Ellis thanked the league for standing up against the Fraternal Order of Police.
“I heard about what you did,” continued Ellis. I heard about the fact that you stood against your national order and made a decision of your own about who you were supporting.”
“There was a time when the police were the KKK, and that’s why you exist, that’s why you have this organization.”
Reverend Dr. Alyn E.Waller of Enon Tabernacle Baptist Church served as keynote speaker, bringing the audience to their feet with his message stressing the importance of education and not settling for “the mediocre.”
Along with the many awards and accolades given to police officers and community activists for their service, they also gave away twenty $1000 dollar scholarships to students for college.

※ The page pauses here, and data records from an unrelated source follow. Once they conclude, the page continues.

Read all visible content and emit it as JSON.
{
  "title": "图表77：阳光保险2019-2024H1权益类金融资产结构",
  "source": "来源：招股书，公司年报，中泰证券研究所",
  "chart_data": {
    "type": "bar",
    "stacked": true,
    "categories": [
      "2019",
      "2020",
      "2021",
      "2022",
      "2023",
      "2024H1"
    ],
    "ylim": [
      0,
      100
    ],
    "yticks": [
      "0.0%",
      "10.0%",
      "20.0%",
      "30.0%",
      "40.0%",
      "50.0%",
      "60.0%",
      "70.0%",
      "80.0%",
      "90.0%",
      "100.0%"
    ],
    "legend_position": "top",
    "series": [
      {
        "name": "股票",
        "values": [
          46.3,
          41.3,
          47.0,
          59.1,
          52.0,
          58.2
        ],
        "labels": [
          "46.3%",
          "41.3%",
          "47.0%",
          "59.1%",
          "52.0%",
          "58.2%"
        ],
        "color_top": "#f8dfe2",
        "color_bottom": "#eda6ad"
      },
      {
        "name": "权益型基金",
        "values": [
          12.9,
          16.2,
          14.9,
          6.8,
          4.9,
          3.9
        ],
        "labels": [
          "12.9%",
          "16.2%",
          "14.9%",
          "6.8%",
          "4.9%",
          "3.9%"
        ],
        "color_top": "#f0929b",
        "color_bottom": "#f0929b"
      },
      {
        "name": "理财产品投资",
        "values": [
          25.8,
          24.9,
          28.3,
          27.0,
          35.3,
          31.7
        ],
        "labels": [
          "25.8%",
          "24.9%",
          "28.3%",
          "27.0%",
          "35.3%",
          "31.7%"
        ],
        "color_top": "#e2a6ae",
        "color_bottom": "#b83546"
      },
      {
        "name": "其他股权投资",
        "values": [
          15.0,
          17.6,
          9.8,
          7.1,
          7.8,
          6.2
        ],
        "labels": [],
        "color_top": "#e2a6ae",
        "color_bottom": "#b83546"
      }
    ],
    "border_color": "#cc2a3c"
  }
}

Later in the evening, singer and actor Christopher Williams whose multiple classic R&B hit songs include Promises and Dreaming performed with the Abstract Truth Band, giving a spectacular performance. He also serenaded Sergeant Sylvia Young for her bravery and heroism. The Universal African Dance and Drum Ensemble, headed by Robert and Wanda Dickerson, also performed receiving a standing ovation for their high-energy show.
As for Bilal’s role as chapter President, she is straight up, speaks her mind and wears several hats. She is Vice Chair of the National Black Police Association (The Guardian Civic League is the local chapter of the organization in which Bilal has served as President for nine years). She is also secretary of the Philadelphia chapter of the NAACP.

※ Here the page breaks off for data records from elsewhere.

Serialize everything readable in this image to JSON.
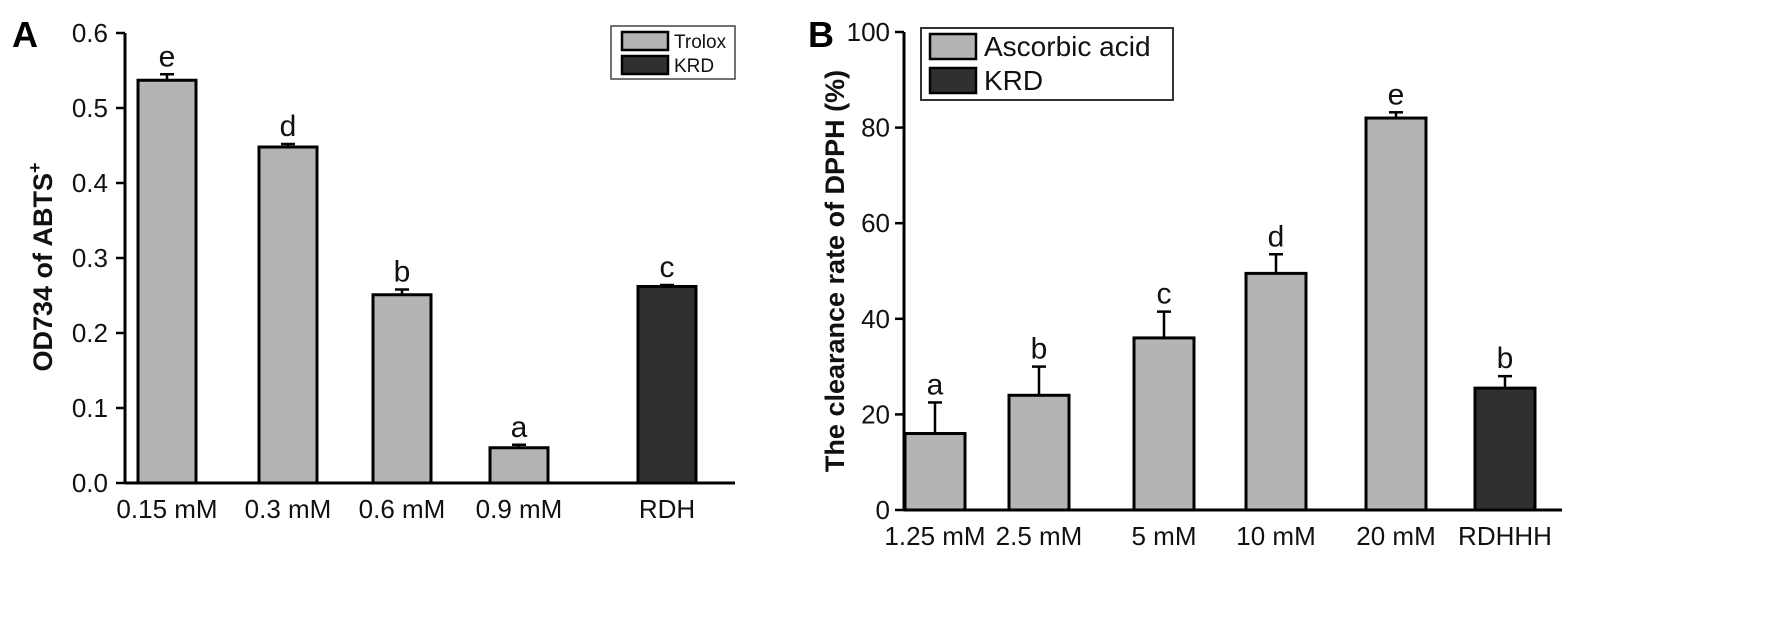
{
  "chart_data": [
    {
      "panel_label": "A",
      "type": "bar",
      "ylabel_main": "OD734 of ABTS",
      "ylabel_sup": "+",
      "ylim": [
        0,
        0.6
      ],
      "yticks": [
        "0.0",
        "0.1",
        "0.2",
        "0.3",
        "0.4",
        "0.5",
        "0.6"
      ],
      "categories": [
        "0.15 mM",
        "0.3 mM",
        "0.6 mM",
        "0.9 mM",
        "RDH"
      ],
      "values": [
        0.537,
        0.448,
        0.251,
        0.047,
        0.262
      ],
      "errors": [
        0.008,
        0.004,
        0.007,
        0.004,
        0.002
      ],
      "significance": [
        "e",
        "d",
        "b",
        "a",
        "c"
      ],
      "groups": [
        "Trolox",
        "Trolox",
        "Trolox",
        "Trolox",
        "KRD"
      ],
      "legend": [
        {
          "name": "Trolox",
          "color": "#b4b4b4"
        },
        {
          "name": "KRD",
          "color": "#303030"
        }
      ],
      "legend_position": "top-right"
    },
    {
      "panel_label": "B",
      "type": "bar",
      "ylabel_main": "The clearance rate of DPPH (%)",
      "ylim": [
        0,
        100
      ],
      "yticks": [
        "0",
        "20",
        "40",
        "60",
        "80",
        "100"
      ],
      "categories": [
        "1.25 mM",
        "2.5 mM",
        "5 mM",
        "10 mM",
        "20 mM",
        "RDHHH"
      ],
      "values": [
        16,
        24,
        36,
        49.5,
        82,
        25.5
      ],
      "errors": [
        6.5,
        6,
        5.5,
        4,
        1.2,
        2.5
      ],
      "significance": [
        "a",
        "b",
        "c",
        "d",
        "e",
        "b"
      ],
      "groups": [
        "Ascorbic acid",
        "Ascorbic acid",
        "Ascorbic acid",
        "Ascorbic acid",
        "Ascorbic acid",
        "KRD"
      ],
      "legend": [
        {
          "name": "Ascorbic acid",
          "color": "#b4b4b4"
        },
        {
          "name": "KRD",
          "color": "#303030"
        }
      ],
      "legend_position": "top-left"
    }
  ]
}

Bilal says the FOP’s endorsement of Trump validates communities of color’s perception that the organization is racist. She notes that members of the FOP are from different backgrounds and that they are not about racism.

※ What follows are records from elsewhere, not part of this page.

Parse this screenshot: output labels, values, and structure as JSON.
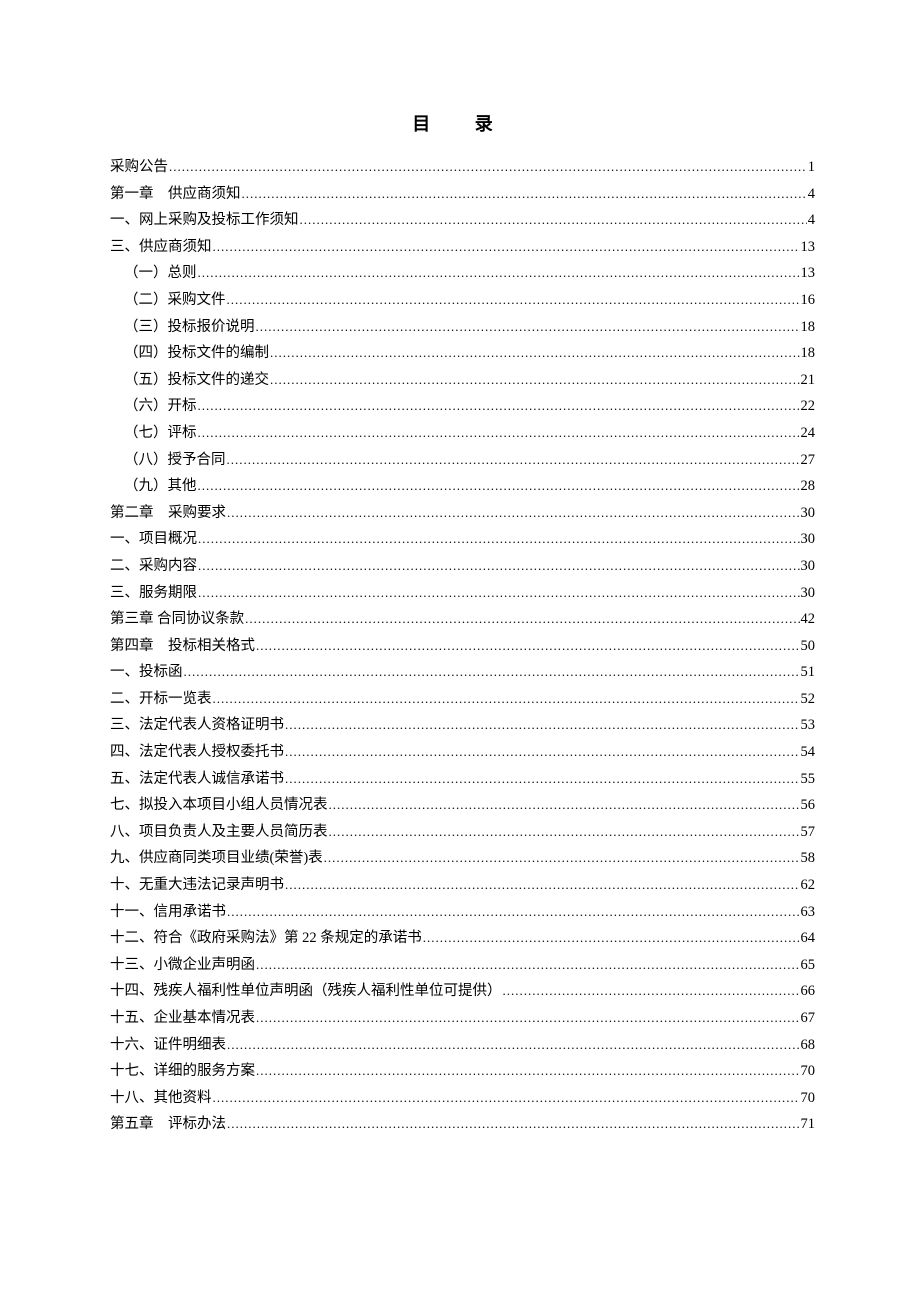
{
  "title": "目 录",
  "entries": [
    {
      "label": "采购公告",
      "page": "1",
      "indent": 0
    },
    {
      "label": "第一章　供应商须知",
      "page": "4",
      "indent": 0
    },
    {
      "label": "一、网上采购及投标工作须知",
      "page": "4",
      "indent": 0
    },
    {
      "label": "三、供应商须知",
      "page": "13",
      "indent": 0
    },
    {
      "label": "（一）总则",
      "page": "13",
      "indent": 1
    },
    {
      "label": "（二）采购文件",
      "page": "16",
      "indent": 1
    },
    {
      "label": "（三）投标报价说明",
      "page": "18",
      "indent": 1
    },
    {
      "label": "（四）投标文件的编制",
      "page": "18",
      "indent": 1
    },
    {
      "label": "（五）投标文件的递交",
      "page": "21",
      "indent": 1
    },
    {
      "label": "（六）开标",
      "page": "22",
      "indent": 1
    },
    {
      "label": "（七）评标",
      "page": "24",
      "indent": 1
    },
    {
      "label": "（八）授予合同",
      "page": "27",
      "indent": 1
    },
    {
      "label": "（九）其他",
      "page": "28",
      "indent": 1
    },
    {
      "label": "第二章　采购要求",
      "page": "30",
      "indent": 0
    },
    {
      "label": "一、项目概况",
      "page": "30",
      "indent": 0
    },
    {
      "label": "二、采购内容",
      "page": "30",
      "indent": 0
    },
    {
      "label": "三、服务期限",
      "page": "30",
      "indent": 0
    },
    {
      "label": "第三章 合同协议条款",
      "page": "42",
      "indent": 0
    },
    {
      "label": "第四章　投标相关格式",
      "page": "50",
      "indent": 0
    },
    {
      "label": "一、投标函",
      "page": "51",
      "indent": 0
    },
    {
      "label": "二、开标一览表",
      "page": "52",
      "indent": 0
    },
    {
      "label": "三、法定代表人资格证明书",
      "page": "53",
      "indent": 0
    },
    {
      "label": "四、法定代表人授权委托书",
      "page": "54",
      "indent": 0
    },
    {
      "label": "五、法定代表人诚信承诺书",
      "page": "55",
      "indent": 0
    },
    {
      "label": "七、拟投入本项目小组人员情况表",
      "page": "56",
      "indent": 0
    },
    {
      "label": "八、项目负责人及主要人员简历表",
      "page": "57",
      "indent": 0
    },
    {
      "label": "九、供应商同类项目业绩(荣誉)表",
      "page": "58",
      "indent": 0
    },
    {
      "label": "十、无重大违法记录声明书",
      "page": "62",
      "indent": 0
    },
    {
      "label": "十一、信用承诺书",
      "page": "63",
      "indent": 0
    },
    {
      "label": "十二、符合《政府采购法》第 22 条规定的承诺书",
      "page": "64",
      "indent": 0
    },
    {
      "label": "十三、小微企业声明函",
      "page": "65",
      "indent": 0
    },
    {
      "label": "十四、残疾人福利性单位声明函（残疾人福利性单位可提供）",
      "page": "66",
      "indent": 0
    },
    {
      "label": "十五、企业基本情况表",
      "page": "67",
      "indent": 0
    },
    {
      "label": "十六、证件明细表",
      "page": "68",
      "indent": 0
    },
    {
      "label": "十七、详细的服务方案",
      "page": "70",
      "indent": 0
    },
    {
      "label": "十八、其他资料",
      "page": "70",
      "indent": 0
    },
    {
      "label": "第五章　评标办法",
      "page": "71",
      "indent": 0
    }
  ]
}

“It was clear for us to denounce his endorsement because we do not accept the divisive, sexist, misogynistic behavior.…and then you mock [people with disability], we will not accept that type of campaign. It’s very divisive.”
Pertaining to how Black police officers are treated on the force, “they don’t feel as though they have been treated equally in this institution,” says Bilal pointing to the history of the department’s treatment of African American officers.
The Guardian Civic League was started in 1956. The organization’s first President of was Alphonso Deal.
“[It was] founded out of the fact that African Americans wasn’t being hired on the force, wasn’t being treated fairly, couldn’t ride along in the same car,” says Bilal.
Bilal, a 27-year police veteran who retired in 2013 recalls how she became a police officer. African Americans were trying to recruit Blacks to the force.
“If you want to make a change then you need to join,” a friend told Bilal.
After receiving an offer to join the police force, Bilal left her job at the post office.
“Once I got into the Police Academy, what I experienced was straight up White privilege,” says Bilal.
Bilal recalled when she was in driver training at the academy. A white female was ahead of her that didn’t want to drive with a trainee on the grounds that she knew the driver had just gotten their license. The White instructor allowed the woman to drive with someone else.
When Bilal requested the same privilege, the request was met with disdain and resentment.
“He immediately said that I was insubordinate and that he was going to have me thrown out the police academy.”
An African American sergeant interceded on Bilal’s behalf saving her from expulsion.
“Upon graduation, I would see pictures of Alphonso Deal on TV. I got in my car and ran down to the Guardian Civic League, I was excited and said I’m joining this organization.”
Since joining, Bilal from North Philadelphia, worked in several positions in the organization before becoming President.
“I believe in the mission of it, because I’m a child from North Philly and I was a police officer in the Philadelphia Police Department.”
“The Guardian Civic League is an organization that needs to exist in this institution,” noting that the organization stands up for what is right.